Best cryptocurrencies to invest in:
Until 2016, Bitcoin was nearly the only cryptocurrency. Other cryptocurrencies, also known as “Altcoins” are now becoming popular, too. Bitcoin’s market share fell from 90 percent to 40 percent in 2017 alone. While it remains the most dominant cryptocurrency, it faced several issues that led to the rising popularity of Altcoins. One particular issue facing Bitcoins was the block-size. This led to the creation of Bitcoin cash. Now, there are more than 5,000 cryptocurrencies.
The website Coinmarketcap lists the market value of all the cryptocurrencies, which can give you a sense of the liquidity of various cryptos. Usually, there are large-cap, mid-cap, and small-cap cryptos based on liquidity and market cap.
Bitcoin is the most liquid and popular cryptocurrency. It uses a technology called blockchain for conducting monetary transactions. Bitcoin has recently broken out of its tight range to surge past $11,000. One reason for the climb is the change in rule wherein banks are allowed to hold Bitcoin on behalf of their clients. Rising uncertainty and fear has also led to more interest in cryptos. Due to these factors gold also hit a record high recently.
Ethereum is another influential crypto with the second-largest market capitalization after Bitcoin. Along with the monetary aspect, it has other uses. It uses blockchain to create applications.
Transaction fee revenue is now nearing half as high as block reward revenue. This actually risks making ethereum *less* secure because of https://t.co/Dase8SL30z. Fee market reform (ie. EIP 1559) fixes this; another reason why that EIP is important. pic.twitter.com/eqU3tAMh67— vitalik.eth (@VitalikButerin) July 21, 2020
Also popular is Ripple, which, unlike other cryptocurrencies, can’t be mined. Ripple’s technology acts as both crypto and a digital payment network for financial transactions. Therefore it has far-reaching uses for financial institutions.

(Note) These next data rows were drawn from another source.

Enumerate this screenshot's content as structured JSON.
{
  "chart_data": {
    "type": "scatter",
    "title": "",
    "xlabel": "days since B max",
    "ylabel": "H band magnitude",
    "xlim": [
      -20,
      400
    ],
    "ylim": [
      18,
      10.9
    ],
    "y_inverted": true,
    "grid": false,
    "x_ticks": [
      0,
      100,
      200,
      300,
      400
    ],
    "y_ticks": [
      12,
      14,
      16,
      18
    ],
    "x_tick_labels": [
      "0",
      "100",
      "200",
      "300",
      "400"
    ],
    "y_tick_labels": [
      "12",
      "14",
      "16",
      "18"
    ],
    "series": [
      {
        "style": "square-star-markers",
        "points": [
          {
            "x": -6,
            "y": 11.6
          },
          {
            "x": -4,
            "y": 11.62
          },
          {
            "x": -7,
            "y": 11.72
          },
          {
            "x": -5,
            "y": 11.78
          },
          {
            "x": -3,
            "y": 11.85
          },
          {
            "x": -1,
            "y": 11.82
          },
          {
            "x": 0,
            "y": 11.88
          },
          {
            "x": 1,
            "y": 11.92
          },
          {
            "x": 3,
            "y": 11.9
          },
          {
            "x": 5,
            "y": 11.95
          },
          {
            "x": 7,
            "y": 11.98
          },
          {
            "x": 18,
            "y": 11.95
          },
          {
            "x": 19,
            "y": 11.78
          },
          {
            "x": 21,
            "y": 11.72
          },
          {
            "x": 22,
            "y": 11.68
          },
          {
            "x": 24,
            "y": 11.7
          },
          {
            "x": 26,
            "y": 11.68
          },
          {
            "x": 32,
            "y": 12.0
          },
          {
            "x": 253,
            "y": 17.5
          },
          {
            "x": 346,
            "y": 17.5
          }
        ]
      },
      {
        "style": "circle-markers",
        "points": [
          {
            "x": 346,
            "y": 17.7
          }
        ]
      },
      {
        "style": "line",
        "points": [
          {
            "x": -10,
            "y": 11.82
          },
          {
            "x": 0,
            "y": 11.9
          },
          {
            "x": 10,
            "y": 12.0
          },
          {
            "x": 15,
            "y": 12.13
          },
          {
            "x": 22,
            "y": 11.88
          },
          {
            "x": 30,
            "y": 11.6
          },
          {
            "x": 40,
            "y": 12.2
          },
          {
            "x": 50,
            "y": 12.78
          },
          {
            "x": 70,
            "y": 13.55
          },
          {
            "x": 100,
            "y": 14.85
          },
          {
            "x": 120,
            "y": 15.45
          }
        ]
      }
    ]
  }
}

Investors looking for privacy might want to own Zcash. It was designed mainly for peer-to-peer value transfers.
While the type of cryptos you choose will depend on your investment objective, ideally you should consider a mix of large and small cryptos. This would ensure liquidity and stability from large cryptos as well as the possibility of large gains from small to medium cryptos.
Invest in Bitcoin or Ethereum?
Despite both being cryptocurrencies that use blockchain technology, there is a fundamental difference between Bitcoin and Ethereum. Bitcoin was created as a medium of exchange while Ethereum was created as a platform to develop applications on, with wide-ranging uses. The monetary aspect is just a part of it. Apart from both being cryptocurrencies, there are numerous distinctions between the two. Ethereum offers far more flexibility. At the same time, due to higher flexibility, it becomes more vulnerable to attacks from hackers.
Both are sufficient liquidity. Moreover, they don’t have an inverse relationship. Therefore, rather than being competitors, they could complement each other. So, either you could choose one based on your particular need or you can add both to your portfolio, which will also help with diversification.